No Brasil, a agroindústria busca terras localizadas próximas das
reservas, superficiais e subterrâneas. Ao mesmo tempo que é o
recordista mundial de consumo de agrotóxicos, o país também contém
27% da água doce do planeta. O resultado é simples questão de
relacionar os dois elementos – boa parte da reserva hídrica
mundial está sendo crescentemente comprometida. “A análise dos
dados confirma o que temos debatido. Temos a consolidação da
incorporação completa da vida à lógica de mercado.

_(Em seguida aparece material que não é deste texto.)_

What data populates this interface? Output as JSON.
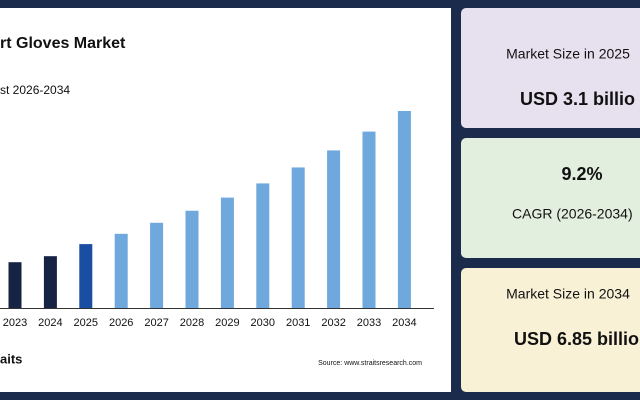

O desafio é
romper essa lógica”, defende o mexicano Gustavo Castro.

A construção de hidrelétricas, sobretudo na
América do Sul, também é um fator de preocupação. No Brasil, há
o avanço sobre os grandes rios amazônicos, em outros momentos
impensável. Nos países fronteiriços, atuam as mesmas empresas
brasileiras, protagonistas, aqui, da preponderância do modelo.
Muitas vezes, pressionam governos locais para a adoção de
hidrelétricas, supostamente menos poluentes. Contam, para isso, com
o suporte do Banco Nacional de Desenvolvimento Econômico e Social
(BNDES), que estimula não só essa política como a criação de
grandes corporações brasileiras. Recém eleito presidente do Peru,
Ollanta Humala tem se esforçado por frear o avanço desregulamentado
de algumas empresas brasileiras em seu território. “Foi firmado,
agora, um acordo energético entre os dois países. Estamos atentos”,
avisa Rômulo Torres, do Fórum de Solidariedade do Peru.

Estas estratégias, coincidentes em países
distintos, são elaboradas por intelectuais ligados ao Banco Mundial
e ao Fundo Monetário Internacional (FMI). Mesmo após o fracasso da
devastação neoliberal, as organizações estariam recuperando
prestígio ao moldar suas políticas com um falso verniz
progressista. Há desconfianças de que existiria a intenção de
transformar a água em commodity, com o preço unificado
internacionalmente, proposta já apresentada pela Nestlé. Nada
animador é o saldo da privatização já efetivada: baixa qualidade
dos serviços, zonas de exclusão, tarifas elevadas, diminuição da
produção de alimentos pela dificuldade de acesso, contaminação.